Objective: Treg/Th17 imbalance plays an important role in rheumatoid arthritis (RA). Maresin 1 (MaR1) prompts inflammation resolution and regulates immune responses. We explored the effect of MaR1 on RA progression and investigated the correlation between MaR1 and Treg/Th17 balance. Methods: Both patients with RA and healthy controls were recruited into the study. Collagen-induced arthritis (CIA) model was constructed to detect the clinical score, histopathological changes and Treg/Th17 ratio.

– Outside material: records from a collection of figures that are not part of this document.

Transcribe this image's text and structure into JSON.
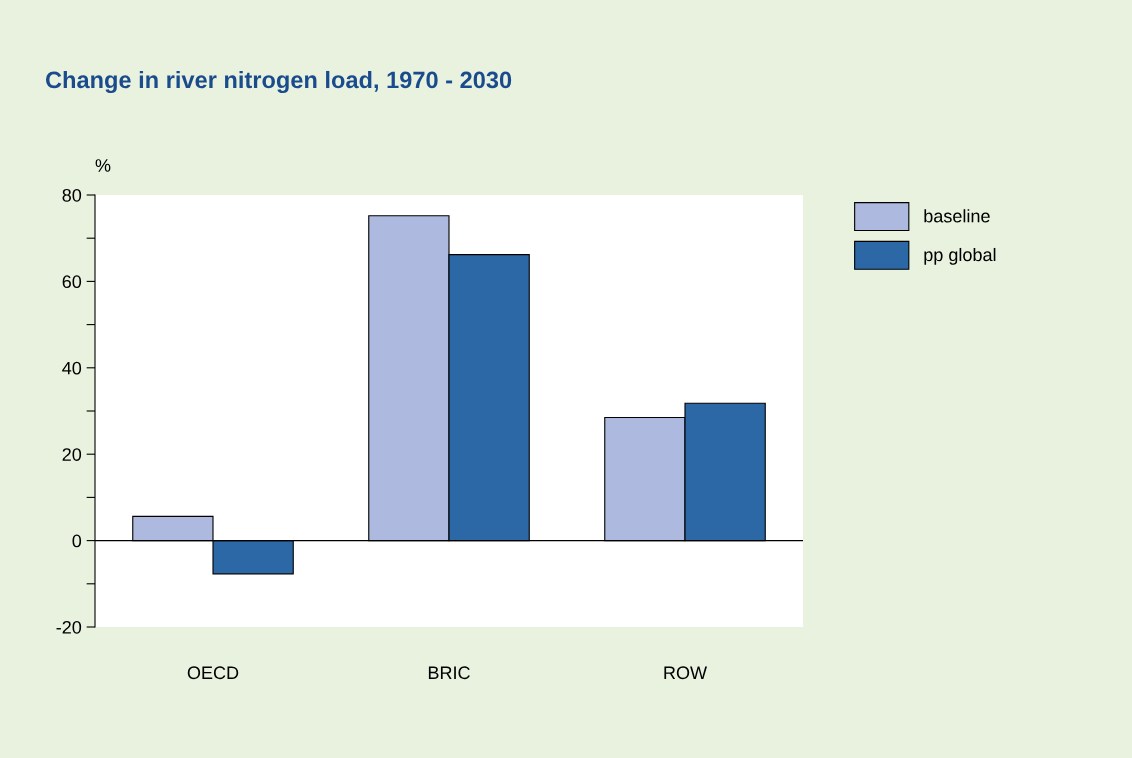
{
  "chart_data": {
    "type": "bar",
    "title": "Change in river nitrogen load, 1970 - 2030",
    "ylabel": "%",
    "categories": [
      "OECD",
      "BRIC",
      "ROW"
    ],
    "series": [
      {
        "name": "baseline",
        "color": "#aeb9df",
        "values": [
          5.6,
          75.2,
          28.5
        ]
      },
      {
        "name": "pp global",
        "color": "#2c68a6",
        "values": [
          -7.7,
          66.2,
          31.8
        ]
      }
    ],
    "ylim": [
      -20,
      80
    ],
    "yticks": [
      -20,
      {
        "value": -10,
        "label": null
      },
      0,
      {
        "value": 10,
        "label": null
      },
      20,
      {
        "value": 30,
        "label": null
      },
      40,
      {
        "value": 50,
        "label": null
      },
      60,
      {
        "value": 70,
        "label": null
      },
      80
    ],
    "ref_lines": [
      {
        "axis": "y",
        "value": 0,
        "label": null,
        "color": "#000000"
      }
    ],
    "grid": false,
    "legend": "top right"
  }
}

Purified naive CD4+ T-cells were used to study the effect of MaR1 on its differentiation process and microRNA microarray studies were performed to investigate MaR1 downstream microRNAs in this process. MicroRNA transfection experiments were conducted by lentivirus to verify the mechanism of MaR1 on Treg/Th17 balance. Results: Compared with controls, the MaR1 concentration was higher in the patients with inactive RA and lower in the patients with active RA. Expression of the Treg transcription factor FoxP3 was the highest in inactive RA and the lowest in active RA, while the Th17 transcription factor RORc showed a reverse trend. An inverse correlation was observed between the FoxP3/RORc ratio and Disease Activity Score 28. Intervention of MaR1 in the CIA model reduced joint inflammation and damage, and improved the imbalanced Treg/Th17 ratio. MaR1 increased Treg cells proportion while reduced Th17 cells proportion under specific differentiation conditions. Furthermore, miR-21 was verified as MaR1 downstream microRNA, which was upregulated by MaR1, modulating the Treg/Th17 balance and thus ameliorating the RA progression. Conclusions: MaR1 is a therapeutic target for RA, likely operating through effects on the imbalanced Treg/Th17 ratio found in the disease.